Enter a SPAC proposal. A SPAC IPO needs relatively little time to float, entails fewer compliance hurdles and can be quickly assimilated to the parent company that might have floated it in the first place. So how does it work?
Consider this scenario: Company A needs an infusion of funds to grow. Until now, A has achieved growth through investors, and the next logical step is to take it public. However, there is a certain amount of risk involved in a traditional IPO. Undervaluation is the main scourge for business backers, along with potentially ceding control of company shares. So, some companies opt to make a shell outfit, which may or may not share their name, and to raise capital on their own on the open market. These so-called SPAC companies might be directly or indirectly related, considering how much information is available on the open market about them.
But one thing is certain: These companies state from the very beginning that their only asset is the “capital” raised. The money, once collected, is parked in an interest-bearing account until it has been used to achieve the purpose for which it was raised. Company A, which created the SPAC company we will call ABC, now has the option to merge itself with SPAC company ABC or to force SPAC company ABC to acquire it. This saves a lot of time versus a traditional IPO and reduces the uncertainties of raising capital.
SPACs are usually backed by billionaires, hedge funds, capital companies, high equity institutions and the like. Why? Because people investing in the IPO usually do not know where the money is going to be used. Individuals or institutions with a great track record are therefore more successful in raising funds for the speculative investment, earning SPACs the sobriquet of “blank check companies.” Once the money is raised and placed in an interest-bearing account, the company will either search for a company to acquire, or if it is privately raised, the SPAC will try to merge itself with the original. In any case, SPACs generally have two years to either get a deal or to liquidate with investors getting their money back with interest.
SPACs are a hot trend in the financial world now because they are perceived as taking some of the volatility of the market away with some semblance of order put back in. Smaller companies went this route much sooner because they couldn’t raise money through conventional methods. A SPAC merger allowed an entity to go public fast and to get the required capital influx while also allowing the company to negotiate its own value with the SPAC.
Even though SPACs have become a very popular mode of raising capital, they are not without risk. For example, a target company for acquisition may be rejected by the SPAC’s investors. And the majority of SPAC investors are usually functioning blind, with no knowledge as to who has floated it or is handling it. Some critics are even of the opinion that SPACs are not properly vetted by industry watchdogs like other IPOs and therefore fall into a legal grey zone.

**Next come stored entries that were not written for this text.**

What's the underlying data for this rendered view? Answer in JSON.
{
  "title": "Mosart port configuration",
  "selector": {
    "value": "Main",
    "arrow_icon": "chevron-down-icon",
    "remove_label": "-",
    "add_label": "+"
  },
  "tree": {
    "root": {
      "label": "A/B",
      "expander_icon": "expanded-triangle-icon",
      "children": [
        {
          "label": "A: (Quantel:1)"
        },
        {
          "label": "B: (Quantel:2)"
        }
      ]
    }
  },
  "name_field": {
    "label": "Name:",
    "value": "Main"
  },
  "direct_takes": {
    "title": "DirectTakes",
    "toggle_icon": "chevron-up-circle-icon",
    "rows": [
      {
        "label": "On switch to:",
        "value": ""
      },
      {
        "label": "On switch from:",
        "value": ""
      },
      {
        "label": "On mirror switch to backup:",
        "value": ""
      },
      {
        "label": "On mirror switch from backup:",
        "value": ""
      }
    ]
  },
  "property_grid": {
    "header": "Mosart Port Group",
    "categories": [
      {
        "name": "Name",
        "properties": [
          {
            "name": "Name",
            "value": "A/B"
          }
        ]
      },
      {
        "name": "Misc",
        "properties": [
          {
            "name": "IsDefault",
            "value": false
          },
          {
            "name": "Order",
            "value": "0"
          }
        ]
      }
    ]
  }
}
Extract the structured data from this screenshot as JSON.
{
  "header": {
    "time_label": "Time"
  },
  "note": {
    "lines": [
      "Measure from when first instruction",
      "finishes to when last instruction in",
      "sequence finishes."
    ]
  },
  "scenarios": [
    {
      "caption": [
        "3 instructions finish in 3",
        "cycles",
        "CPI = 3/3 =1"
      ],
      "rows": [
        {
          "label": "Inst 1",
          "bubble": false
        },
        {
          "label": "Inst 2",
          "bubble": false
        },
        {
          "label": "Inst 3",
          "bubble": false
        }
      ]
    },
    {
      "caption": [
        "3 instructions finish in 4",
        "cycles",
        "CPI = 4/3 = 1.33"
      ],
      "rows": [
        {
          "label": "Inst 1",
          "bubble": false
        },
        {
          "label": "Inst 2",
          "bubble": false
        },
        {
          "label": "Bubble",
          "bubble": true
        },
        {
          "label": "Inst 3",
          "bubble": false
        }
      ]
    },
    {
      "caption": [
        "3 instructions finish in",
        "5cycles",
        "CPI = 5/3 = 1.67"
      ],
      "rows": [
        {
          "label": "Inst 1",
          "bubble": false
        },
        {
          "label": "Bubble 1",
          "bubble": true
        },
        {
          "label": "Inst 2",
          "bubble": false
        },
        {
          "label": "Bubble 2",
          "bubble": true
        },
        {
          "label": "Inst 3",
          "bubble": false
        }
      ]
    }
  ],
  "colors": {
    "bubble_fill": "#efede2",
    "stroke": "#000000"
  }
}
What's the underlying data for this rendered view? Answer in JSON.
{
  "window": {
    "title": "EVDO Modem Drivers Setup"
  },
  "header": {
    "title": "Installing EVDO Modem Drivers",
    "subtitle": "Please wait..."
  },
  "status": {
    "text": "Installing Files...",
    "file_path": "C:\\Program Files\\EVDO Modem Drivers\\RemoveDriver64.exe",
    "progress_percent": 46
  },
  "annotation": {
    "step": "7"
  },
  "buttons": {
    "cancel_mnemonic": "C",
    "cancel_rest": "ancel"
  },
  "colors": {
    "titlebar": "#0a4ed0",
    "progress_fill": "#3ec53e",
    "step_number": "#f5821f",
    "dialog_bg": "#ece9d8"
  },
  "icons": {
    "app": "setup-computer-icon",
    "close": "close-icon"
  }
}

The final catch is that not all SPACs launched in the past few years have earned the high returns initially espoused, nor is the time limit of two years always sufficient to get a solid deal with great returns and minimal risk. Advisory firm Renaissance Capital reported that in the last five years, the average yield from SPAC mergers was less than the average return of a traditional market IPO. Having said that, SPACs are here to stay. With powerful business leaders and high net-worth individuals floating and backing SPACs, coupled with publicity surrounding some of their biggest successes, SPACs aren’t likely to wane in popularity anytime soon.
If you take an account of this year so far, SPAC Insider reports that 276 SPACs have held an IPO and collectively raised close to $90 billion in gross proceeds, exceeding last year’s record in only three months. The highest valuation among SPACs in 2021 has been Lucid Motors at $11.75 billion.